I was in a cafe this morning where a chap was using his Ipad with a magnetic cleaner that I had tried to buy last weekend only to be told they didn't know what I was talking about. I asked the guy if he bought it here and he told me yes they are available in Apple shops for 800LE, when the chap left the cafe he came over and presented me with a nice leather cover for my IPad.


What a lovely gesture from one stranger to another..

The guy was Egyptian and very handsome but he hadn't slipped his email or phone number into the cover lol.


----------



## aykalam (Apr 12, 2010)

MaidenScotland said:


> The guy was Egyptian and very handsome but he hadn't slipped his email or phone number into the cover lol.


What a missed opportunity :eyebrows: are you sure he wasn't just half-Egyptian?


----------



## Milouk84 (Mar 17, 2012)

I didn't know the cover acts as a cleaner too, ours doesn't seem to be clean at all. But what a nice gift, that's really cool.

We got it for $70 and we bought it only because we got the ipad with a $50 discount.


----------



## MaidenScotland (Jun 6, 2009)

Milouk84 said:


> I didn't know the cover acts as a cleaner too, ours doesn't seem to be clean at all.
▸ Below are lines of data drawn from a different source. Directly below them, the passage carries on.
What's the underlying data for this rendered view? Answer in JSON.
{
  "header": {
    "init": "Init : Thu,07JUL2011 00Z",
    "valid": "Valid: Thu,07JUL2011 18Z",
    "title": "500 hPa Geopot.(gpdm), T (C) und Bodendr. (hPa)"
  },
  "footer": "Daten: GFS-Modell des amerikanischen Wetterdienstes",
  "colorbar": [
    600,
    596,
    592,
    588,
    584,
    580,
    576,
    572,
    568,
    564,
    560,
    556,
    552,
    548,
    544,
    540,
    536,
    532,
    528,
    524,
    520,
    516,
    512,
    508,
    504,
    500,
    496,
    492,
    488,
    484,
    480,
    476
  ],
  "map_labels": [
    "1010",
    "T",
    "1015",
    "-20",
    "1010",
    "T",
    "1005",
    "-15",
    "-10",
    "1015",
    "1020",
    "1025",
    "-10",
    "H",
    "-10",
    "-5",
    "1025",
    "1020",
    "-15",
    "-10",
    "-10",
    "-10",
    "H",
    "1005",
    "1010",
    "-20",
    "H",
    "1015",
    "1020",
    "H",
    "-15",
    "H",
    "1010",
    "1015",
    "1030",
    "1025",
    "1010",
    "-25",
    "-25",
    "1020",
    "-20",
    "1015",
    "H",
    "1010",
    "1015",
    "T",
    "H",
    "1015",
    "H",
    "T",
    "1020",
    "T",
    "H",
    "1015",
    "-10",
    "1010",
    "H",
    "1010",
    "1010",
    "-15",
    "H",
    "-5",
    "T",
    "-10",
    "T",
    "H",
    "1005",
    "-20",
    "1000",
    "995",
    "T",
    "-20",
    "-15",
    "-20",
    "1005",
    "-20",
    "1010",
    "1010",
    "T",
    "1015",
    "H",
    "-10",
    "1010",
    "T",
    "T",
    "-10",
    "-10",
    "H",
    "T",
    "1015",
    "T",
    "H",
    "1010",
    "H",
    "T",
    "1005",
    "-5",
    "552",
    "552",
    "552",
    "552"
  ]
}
But what a nice gift, that's really cool.
> 
> We got it for $70 and we bought it only because we got the ipad with a $50 discount.




No the cover doesn't act as a cleaner.. I saw he had the magnetic cleaner and that is what I asked him about, then as he left he gave me his lovely leather cover..

I think I am in love lol


----------



## MaidenScotland (Jun 6, 2009)

aykalam said:


> What a missed opportunity :eyebrows: are you sure he wasn't just half-Egyptian?
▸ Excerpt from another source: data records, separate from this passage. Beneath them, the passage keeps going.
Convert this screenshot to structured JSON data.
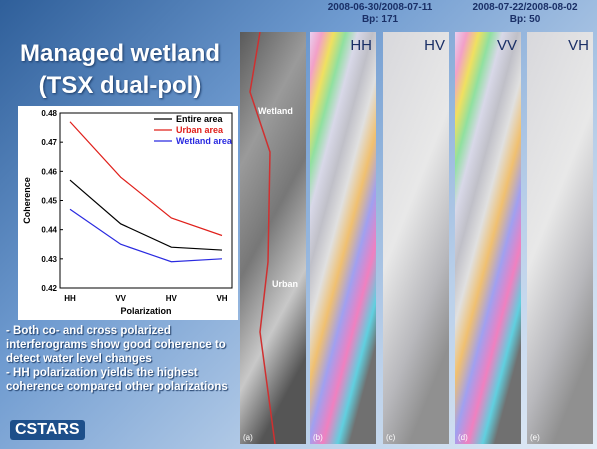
{
  "title": [
    "Managed wetland",
    "(TSX dual-pol)"
  ],
  "bullets": [
    "- Both co- and cross polarized interferograms show good coherence to detect water level changes",
    "- HH polarization yields the highest coherence compared other polarizations"
  ],
  "logo": "CSTARS",
  "pairs": [
    {
      "dates": "2008-06-30/2008-07-11",
      "baseline": "Bp: 171"
    },
    {
      "dates": "2008-07-22/2008-08-02",
      "baseline": "Bp: 50"
    }
  ],
  "panels": [
    {
      "tag": "(a)"
    },
    {
      "tag": "(b)",
      "pol": "HH"
    },
    {
      "tag": "(c)",
      "pol": "HV"
    },
    {
      "tag": "(d)",
      "pol": "VV"
    },
    {
      "tag": "(e)",
      "pol": "VH"
    }
  ],
  "region_labels": [
    "Wetland",
    "Urban"
  ],
  "chart_data": {
    "type": "line",
    "xlabel": "Polarization",
    "ylabel": "Coherence",
    "categories": [
      "HH",
      "VV",
      "HV",
      "VH"
    ],
    "series": [
      {
        "name": "Entire area",
        "color": "#000000",
        "values": [
          0.457,
          0.442,
          0.434,
          0.433
        ]
      },
      {
        "name": "Urban area",
        "color": "#e0201b",
        "values": [
          0.477,
          0.458,
          0.444,
          0.438
        ]
      },
      {
        "name": "Wetland area",
        "color": "#2a2ae0",
        "values": [
          0.447,
          0.435,
          0.429,
          0.43
        ]
      }
    ],
    "ylim": [
      0.42,
      0.48
    ],
    "yticks": [
      0.42,
      0.43,
      0.44,
      0.45,
      0.46,
      0.47,
      0.48
    ],
    "legend": "upper right"
  }
}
if I was only 20 years younger


----------



## aykalam (Apr 12, 2010)

MaidenScotland said:


> if I was only 20 years younger


so he was a toddler???


----------



## hurghadapat (Mar 26, 2010)

MaidenScotland said:


> No the cover doesn't act as a cleaner.. I saw he had the magnetic cleaner and that is what I asked him about, then as he left he gave me his lovely leather cover..
> 
> I think I am in love lol


Wow......lucky you.....so now we wait for the "My Mohammed's Different" story.


----------



## MaidenScotland (Jun 6, 2009)

hurghadapat said:


> Wow......lucky you.....so now we wait for the "My Mohammed's Different" story.


That is right mock me.. of course he is different he he is my Mohammed,
I will of course invite you all to the wedding and the visa application processes


----------



## mamasue (Oct 7, 2008)

MaidenScotland said:


> if I was only 20 years younger




Nooooo.... haven't you heard an Egyptian guy tell you "Age is just a number"!!??


----------